Et alors ce qui fait surface est autre chose et c’est très grave. L’anti chavisme des grands médias a toujours été un anti chavisme idéologique. Ces dernières années ils n’ont jamais parlé du Venezuela bolivarien, ils n’ont jamais critiqué Chavez à cause des mille défauts ou fautes qu’il peut avoir commises. Cela n’avait pas d’importance ; il était plus facile de construire un masque de mensonges autour du bronzé bavard de l’Orénoque plutôt que de parler de choses concrètes, de l’échec historique du néo libéralisme pour expliquer ce qu’était la démocratie participée et les efforts surhumains pour redonner de la dignité aux millions de victimes du modèle instauré en Amérique latine.

On dévoile aujourd’hui au grand soleil la grande contradiction du système médiatique mainstream : les grands médias commerciaux n’ont jamais été indépendants mais ils répondent idéologiquement à la pensée unique néo libérale. Comme la pensée unique s’est attribuée à elle-même le copyright du terme de démocratie, quiconque ose mettre en doute que néo libéralisme et démocratie sont des synonymes doit être puni, dénigré, démonisé.

Et alors, précisément la défaite au référendum se transforme au contraire en une nouvelle légitimation pour le mouvement intégrationniste de toute l’Amérique latine et de la démocratie vénézuélienne de Hugo Chavez en particulier. Et ceux qui pendant ces années ont répandu du poison et des mensonges et qui l’ont décrit comme un régime autoritaire et une dictature devraient se couvrir la tête de cendres. Ce sera dur…

http://www.gennarocarotenuto.it

traduit de l’italien par karl&rosa

Messages

  • Une démocratie est beaucoup plus que la garantie du vote, M. Carotenuto.

  • le non du courageux peuple vénézuélien ressemble à s’y méprendre au non français à la constitution européenne de 2005, vous ne trouvez pas ?

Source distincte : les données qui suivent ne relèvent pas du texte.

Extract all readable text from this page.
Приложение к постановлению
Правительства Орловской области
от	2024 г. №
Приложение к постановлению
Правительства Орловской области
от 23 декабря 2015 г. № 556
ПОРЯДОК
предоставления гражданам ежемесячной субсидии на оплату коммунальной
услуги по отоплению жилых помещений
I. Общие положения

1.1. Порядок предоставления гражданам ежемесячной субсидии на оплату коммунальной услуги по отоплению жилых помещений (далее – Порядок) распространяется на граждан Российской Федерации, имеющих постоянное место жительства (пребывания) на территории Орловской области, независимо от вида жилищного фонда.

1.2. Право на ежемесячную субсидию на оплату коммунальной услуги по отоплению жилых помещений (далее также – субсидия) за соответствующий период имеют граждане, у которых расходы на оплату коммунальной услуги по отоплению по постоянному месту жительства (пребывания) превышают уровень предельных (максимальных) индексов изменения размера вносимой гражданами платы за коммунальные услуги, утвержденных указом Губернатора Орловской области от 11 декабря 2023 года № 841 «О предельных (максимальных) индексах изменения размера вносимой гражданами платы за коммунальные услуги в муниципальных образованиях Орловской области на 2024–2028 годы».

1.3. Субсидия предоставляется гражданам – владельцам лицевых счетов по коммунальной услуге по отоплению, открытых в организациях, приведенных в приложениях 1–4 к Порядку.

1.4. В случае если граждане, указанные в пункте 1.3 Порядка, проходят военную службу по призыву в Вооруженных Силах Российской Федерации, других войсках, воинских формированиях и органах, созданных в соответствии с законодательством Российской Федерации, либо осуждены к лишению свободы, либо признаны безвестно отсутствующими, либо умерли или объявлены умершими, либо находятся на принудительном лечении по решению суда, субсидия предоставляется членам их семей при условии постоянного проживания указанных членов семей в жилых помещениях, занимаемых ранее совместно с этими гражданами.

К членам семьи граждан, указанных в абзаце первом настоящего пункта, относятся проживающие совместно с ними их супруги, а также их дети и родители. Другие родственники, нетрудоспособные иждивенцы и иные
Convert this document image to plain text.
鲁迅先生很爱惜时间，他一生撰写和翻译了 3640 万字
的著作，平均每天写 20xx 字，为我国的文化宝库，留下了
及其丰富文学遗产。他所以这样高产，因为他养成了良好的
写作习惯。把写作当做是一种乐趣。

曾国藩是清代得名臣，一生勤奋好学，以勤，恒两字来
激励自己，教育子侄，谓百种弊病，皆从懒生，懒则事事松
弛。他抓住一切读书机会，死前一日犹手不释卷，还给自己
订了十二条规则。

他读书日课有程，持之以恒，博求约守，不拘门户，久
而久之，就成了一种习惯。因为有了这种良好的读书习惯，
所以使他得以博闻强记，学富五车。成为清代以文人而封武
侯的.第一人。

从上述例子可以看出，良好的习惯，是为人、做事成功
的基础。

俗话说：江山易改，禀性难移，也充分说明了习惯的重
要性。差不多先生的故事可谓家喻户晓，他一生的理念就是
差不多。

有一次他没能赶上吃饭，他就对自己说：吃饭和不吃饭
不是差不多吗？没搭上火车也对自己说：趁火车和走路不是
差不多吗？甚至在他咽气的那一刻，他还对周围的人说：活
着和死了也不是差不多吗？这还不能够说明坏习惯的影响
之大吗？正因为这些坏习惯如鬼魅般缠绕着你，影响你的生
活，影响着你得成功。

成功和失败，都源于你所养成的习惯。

    de toute évidence, la propagande des médias toute à la cause du pouvoir : c’était comme en France, les scènes de liesse populaire dans la capitale : c’était aussi émouvant qu’au soir du 29 mai 2005

    bravo aux vénézuéliens, courageux opposants au pouvoir, pouvoir quasiment sarkozien de Chavez

    Victor H

    • J’aurais plutôt tendance à dire qu’il s’agit du contraire.
      Le TCE apportait plus de libéralisme, ce qui n’aurait pas été le cas de cette réforme.

      G.B.

    • GB,je ne vous connais pas mais je suis d’accord avec vos propos ,vous avez à faire avec quelques nuls qui n’y entendent rien au processus Latino,je pense que vous vous êtes apperçù de leur orientation,et vous perdez du temps avec eux ils ne méritent pas vos réponses parce que ils ne comprenent rien.Amicalement. AL de Toulouse

    • Mais au Venezuela ne vous déplaise

      C’est SOURTOUT L’ABSTENTION QUI A GAGNE

      ce qui n’a pas été le cas ici

      L’opposition a mis le paquet en distribuant des tracts sous formes de BD dans les quartiers moins favorisés, des petites histoires où le peuple se voyait enlever sa petite chaumière, ses enfants, etcc..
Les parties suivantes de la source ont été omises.